These example implementations are NOT designed for the 'new' security system components (SecuritySystemUser/SecuritySystemRole or PermissionPolicyUser/PermissionPolicyRole) and their scenarios (e.g., middle-tier application server or SecuredObjectSpaceProvider) and thus this code should not be used "as is" with v15.2 or newer.
The Activity (scheduler appointment or event), Employee (scheduler resource or security system user) and Group (security system role) classes' code was once created based on the code of the default Event, Resource and security classes from our DevExpress.Persistent.BaseImpl library. We would like to avoid synchronization and maintenance problems for our users going forward, so it is necessary to update the code of the Activity, Employee and Group classes based on the ...\Sources\DevExpress.Persistent\DevExpress.Persistent.BaseImpl\ library sources (see the Event.cs, Resource.cs and the PermissionPolicy sub-folder files) according to changes made in the latest XAF versions (15.2+). The eXpressApp Framework > Task-Based Help > How to: Implement a Custom Security System User Based on an Existing Business Class help topic will be helpful as well.
This example demonstrates how to create fully custom classes for use in our Security Module (with the 'old' DevExpress.ExpressApp.Security.SecurityComplex component) and Schedule Module:
- Activity is an analog of our standard Event class that is used to represent appointments in the Scheduler Control.
- Employee is an analog of the standard User class, which also supports the IResource interface to use objects of this class as resources in our custom appointment above.
- Group is an analog of our standard Role class
To enable these two custom security classes in your application set the RoleType and UserType properties for the SecurityComplex component within the Application Designer.
Additionally, the two popular filtering tasks are implemented: filtering appointments by the current logged employee and also filtering resources to show only those owned by the current logged employee.
This functionality is provided by the SchedulerActivityListViewControllerBase class and its descendants as follows:
a. Administrator account (Sam, to log on, leave the Password field empty) sees all the resources and appointments in the root scheduler view.
b. Non-Administrator account (John, to log on, leave the Password field empty) sees only his own resources and appointments in the root scheduler view.

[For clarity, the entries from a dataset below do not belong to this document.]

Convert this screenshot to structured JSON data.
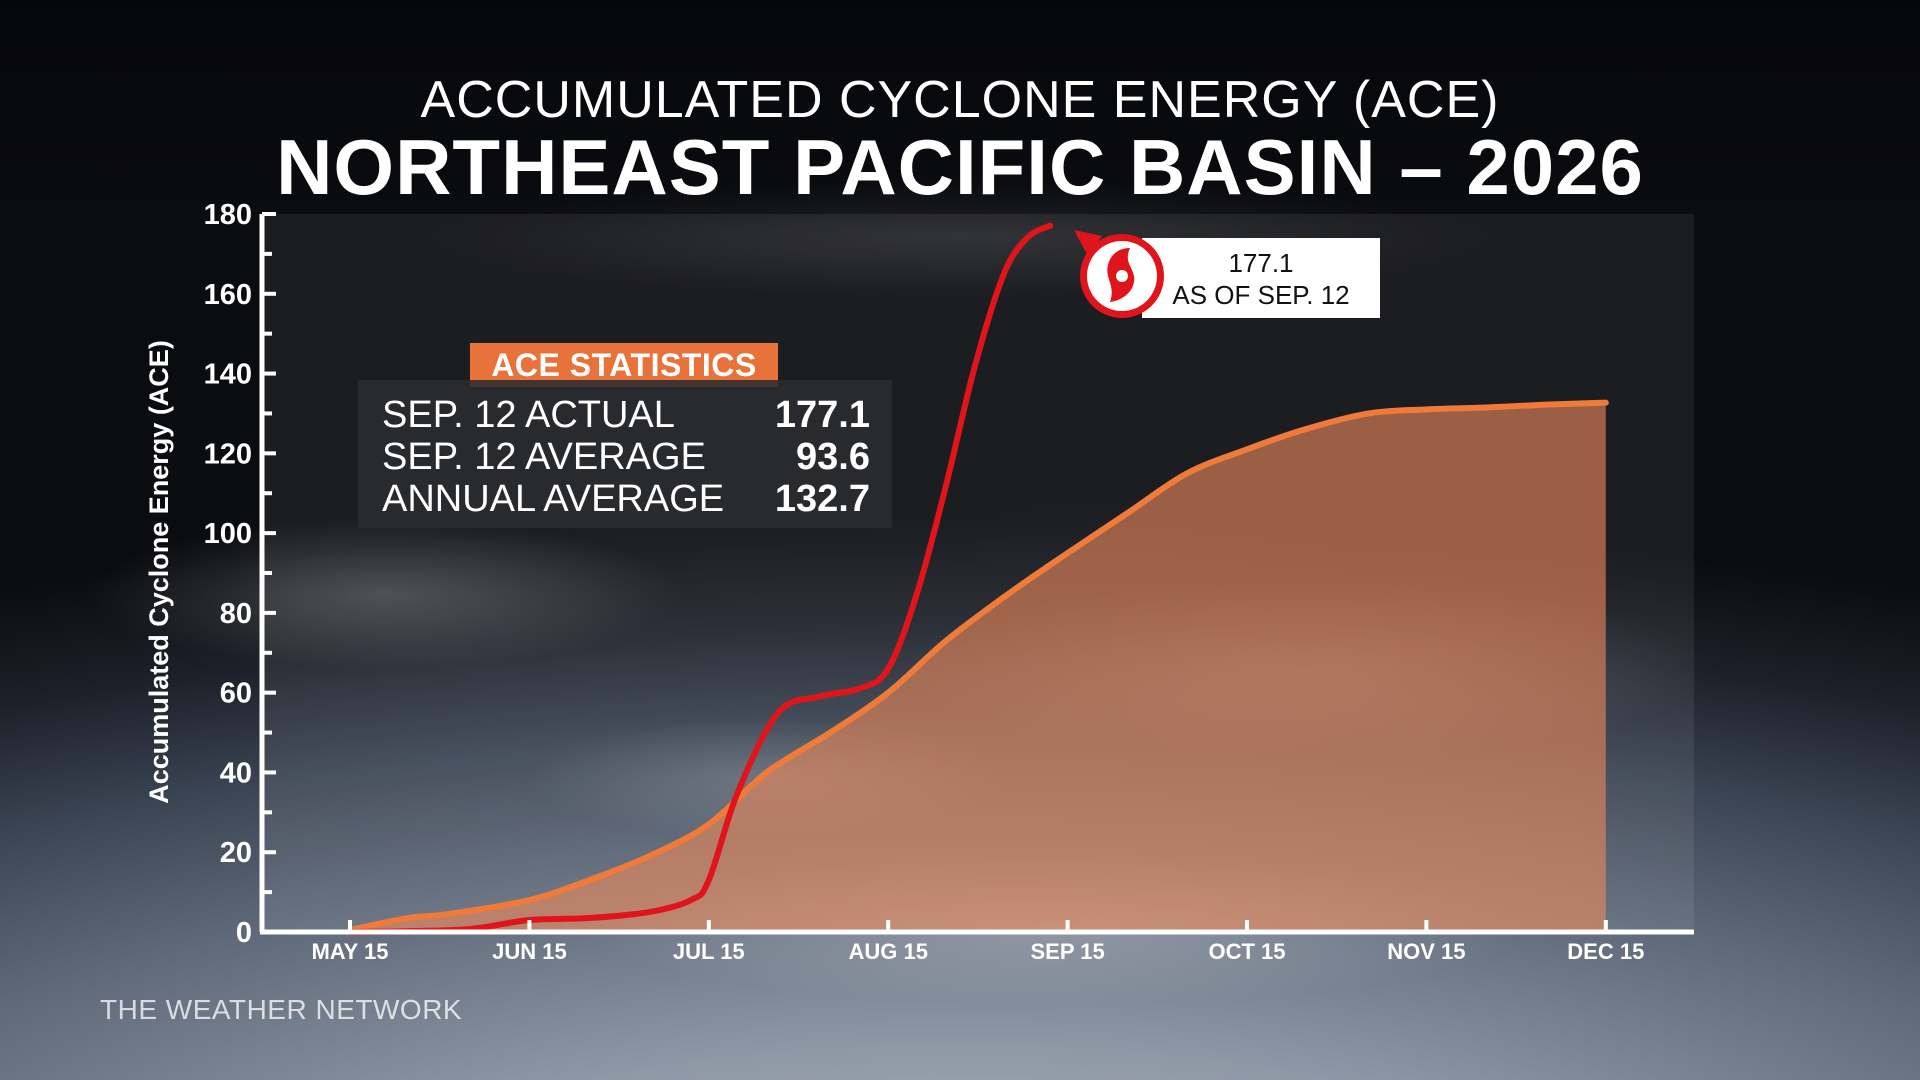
{
  "title_line1": "ACCUMULATED CYCLONE ENERGY (ACE)",
  "title_line2": "NORTHEAST PACIFIC BASIN – 2026",
  "brand": "THE WEATHER NETWORK",
  "stats": {
    "header": "ACE STATISTICS",
    "rows": [
      {
        "label": "SEP. 12 ACTUAL",
        "value": "177.1"
      },
      {
        "label": "SEP. 12 AVERAGE",
        "value": "93.6"
      },
      {
        "label": "ANNUAL AVERAGE",
        "value": "132.7"
      }
    ]
  },
  "callout": {
    "value": "177.1",
    "date": "AS OF SEP. 12",
    "icon": "hurricane-icon"
  },
  "colors": {
    "actual_line": "#e0151b",
    "average_line": "#f07a3a",
    "average_fill": "#e8875a",
    "stats_header": "#e8733a"
  },
  "chart_data": {
    "type": "line",
    "ylabel": "Accumulated Cyclone Energy (ACE)",
    "xlabel": "",
    "ylim": [
      0,
      180
    ],
    "yticks": [
      0,
      20,
      40,
      60,
      80,
      100,
      120,
      140,
      160,
      180
    ],
    "x_tick_labels": [
      "MAY 15",
      "JUN 15",
      "JUL 15",
      "AUG 15",
      "SEP 15",
      "OCT 15",
      "NOV 15",
      "DEC 15"
    ],
    "series": [
      {
        "name": "2026",
        "style": "line",
        "x": [
          "May 15",
          "May 25",
          "Jun 5",
          "Jun 15",
          "Jun 25",
          "Jul 5",
          "Jul 12",
          "Jul 15",
          "Jul 20",
          "Jul 27",
          "Aug 3",
          "Aug 10",
          "Aug 15",
          "Aug 20",
          "Aug 25",
          "Aug 30",
          "Sep 4",
          "Sep 8",
          "Sep 12"
        ],
        "values": [
          0,
          0.2,
          0.8,
          3,
          3.5,
          5,
          8,
          13,
          35,
          55,
          59,
          61,
          66,
          85,
          112,
          142,
          165,
          174,
          177.1
        ]
      },
      {
        "name": "Average",
        "style": "area",
        "x": [
          "May 15",
          "May 25",
          "Jun 1",
          "Jun 15",
          "Jun 25",
          "Jul 5",
          "Jul 15",
          "Jul 25",
          "Aug 5",
          "Aug 15",
          "Aug 25",
          "Sep 5",
          "Sep 15",
          "Sep 25",
          "Oct 5",
          "Oct 15",
          "Oct 25",
          "Nov 5",
          "Nov 15",
          "Nov 25",
          "Dec 5",
          "Dec 15"
        ],
        "values": [
          0.5,
          3.5,
          4.5,
          8,
          13,
          19,
          27,
          40,
          50,
          60,
          73,
          85,
          95,
          105,
          115,
          121,
          126,
          130,
          131,
          131.5,
          132.2,
          132.7
        ]
      }
    ]
  }
}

c. Both Administrator and Non-Administrator accounts see their own resources and appointments in the nested scheduler view.
You can use SchedulerActivityListViewControllerBase and related controllers for study purposes, since they demonstrate the most common filtering scenarios in the scheduler view. If you do not need all this specific functionality, simply remove these controllers and create your own ones (perhaps based on the provided example code) that will do only your specific task. For example, the controllers from this example are not suitable in the nested scheduler view because you miss some part of the default Link/Unlink functionality since the scheduler view is always filtered to show only its own resources and appointments.That may not be desired because you may want to have the capability to link appointments from other resources, but they won't be shown due to the above. Plus, these demo controllers are unnecessary for appointments filtering in the nested scheduler view, because by default, in this view only appointments from the current resources are shown.
The IEvent and IResource members are used for appointment and resource mappings and should be declared as public properties. Both XPO and Entity Framework consider public writable properties as persistent (mapped to database columns). If you want to map these properties to columns with different names, use the Persistent or Column attributes in XPO and Entity Framework correspondingly. Alternatively, you can manually calculate property values and decorate interface members with the NonPersistent or NotMapped attributes to specify that these properties are not mapped to columns in the database. If you do not want interface members to be visible in views, use the VisibleInListView, VisibleInDetailView, and VisibleInLookupListView attributes correspondingly.